Vamos embora, prometi para minha mãe que voltaria mais cedo hoje. Para ajudar a montar a árvore de Natal.

– Eu só queria mais um pouquinho!

– Vamos embora, quero evitar conflito com aquele idiota do meu padrasto.

– Só mais um beijinho!

Se beijam, saem daquele lugar até um certo ponto, depois se despedem. Quando Daniel se afasta, Natali sente uma vertigem e grita:

– Daniel!

– O que foi, Natali? Você me assustou!

– Não vá por esse caminho, por favor!

– Você está bem, Natali?

– Só foi uma tontura passageira, estou melhor. Mas algo está me dizendo pra você não ir por aí, não passe no escuro, vá pelo claro.

– Tá bom, eu vou pelo outro caminho, mas eu vou te levar em casa.

– Não, Daniel, meu padrasto pode ver.

Mas ele convence Natali a deixa-lo ir, quando chegam próximo à casa, com todo cuidado para não serem visto juntos, se despedem:

– Não vá pelo caminho de sempre.

– Tá bom. Mas eu acho besteira, pelo outro caminho eu demoro mais.

– Por favor, Daniel, me atenda!

– Tá, eu vou pelo claro, não se preocupe.

– Vou confiar.

Daniel se foi, Natali foi para sua casa, chegando antes do padrasto, uma meia hora depois Edson chega com umas sacolas cheias de presente, inclusive, até para Natali.

– Não tá cedo pra comprar os presentes, homem?

– Não, mulher, se deixar para comprar mais próximo, as lojas ficam muito cheias.

– Foi por isso que você demorou hoje...

Ele, então, tira das sacolas e, dá a cada um o seu presente. Os meninos e Neiva o abraçam com muito carinho. Joelma se sente um pouco emocionada. O presente de Natali ele pede para Joelma entregar. Calças, blusas, vestidos e saias, ele sabe exatamente as medidas de Natali. Todos os presentes são de bom gosto. Para Joelma ele dá vários presentes também. Além das roupas, ele dá à Natali um conjunto de pulseiras, brincos e anéis. Joelma fica um pouco cismada, mas nada comenta, ela simplesmente quer paz dentro de casa.

Quando Joelma entra no quarto com os presentes, Natali recusa, Joelma implora para que ela aceite, apenas para evitar confusão. Após muita insistência da parte da mãe, ela resolve aceitar e pede para agradecer.

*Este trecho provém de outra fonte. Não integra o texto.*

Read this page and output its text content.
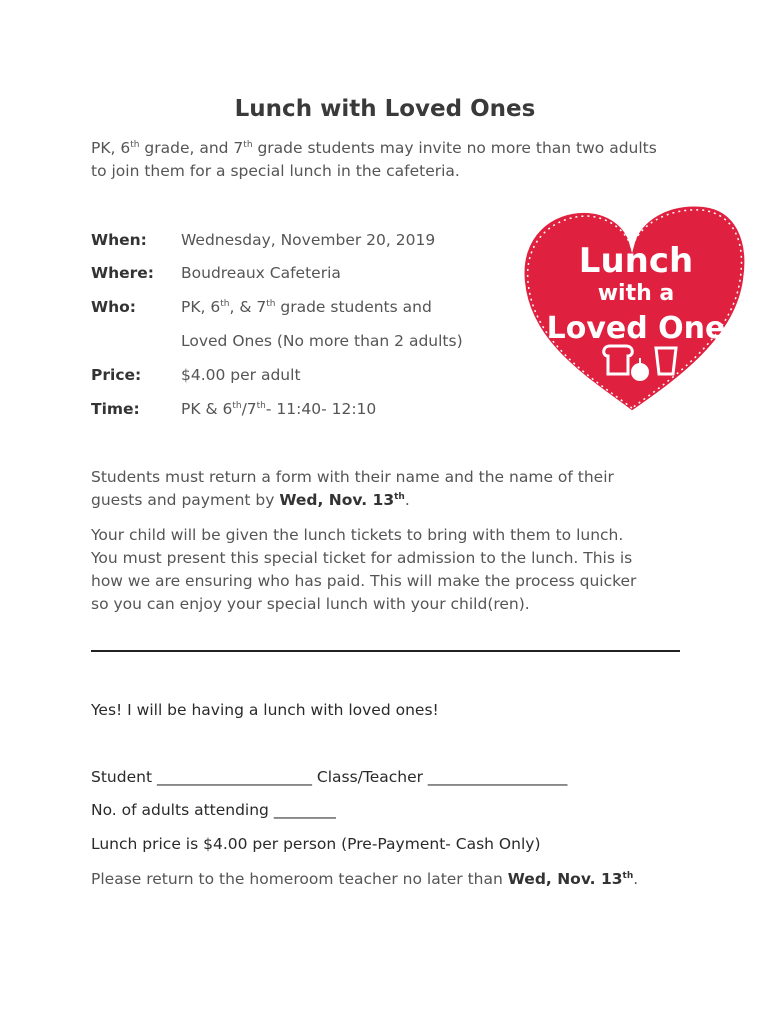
Lunch with Loved Ones
PK, 6th grade, and 7th grade students may invite no more than two adults
to join them for a special lunch in the cafeteria.
When: Wednesday, November 20, 2019
Where: Boudreaux Cafeteria
Who:	PK, 6th, & 7th grade students and
Loved Ones (No more than 2 adults)
Price:	$4.00 per adult
Time:	PK & 6th/7th- 11:40- 12:10
Lunch
with a
Loved One
Students must return a form with their name and the name of their
guests and payment by Wed, Nov. 13th.
Your child will be given the lunch tickets to bring with them to lunch.
You must present this special ticket for admission to the lunch. This is
how we are ensuring who has paid. This will make the process quicker
so you can enjoy your special lunch with your child(ren).
Yes! I will be having a lunch with loved ones!
Student ____________________ Class/Teacher __________________
No. of adults attending ________
Lunch price is $4.00 per person (Pre-Payment- Cash Only)
Please return to the homeroom teacher no later than Wed, Nov. 13th.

Ao ver os presentes, lágrimas saem dos olhos de Natali, pensa que tudo poderia ser diferente. Joelma percebe, a abraça com muito carinho e chora junto com ela.

– O que você está sentindo agora, minha filha?

– Não sei, mãe, é só vontade de chorar, tudo poderia ser tão diferente. Estou sentido um aperto no coração, muitos calafrios.

– Deve ser a emoção da chegada de mais um final de ano.

– Acho que não é, eu senti a mesma coisa antes de Jairo morrer.

– Filha, não se preocupe, isso não é nada. Talvez seja a falta de Jairo que você está sentindo agora, vocês dois eram muito apegados.

Joelma abraça Natali com ternura e proteção de mãe, mas seu coração está preocupado com tal melancolia de sua filha...:

– Boa noite, filha. Durma bem!

– Mãe!

Joelma quase saindo do quarto quando Natali a chama de volta:

– Pega, mãe, isso aqui deveria ser pra senhora.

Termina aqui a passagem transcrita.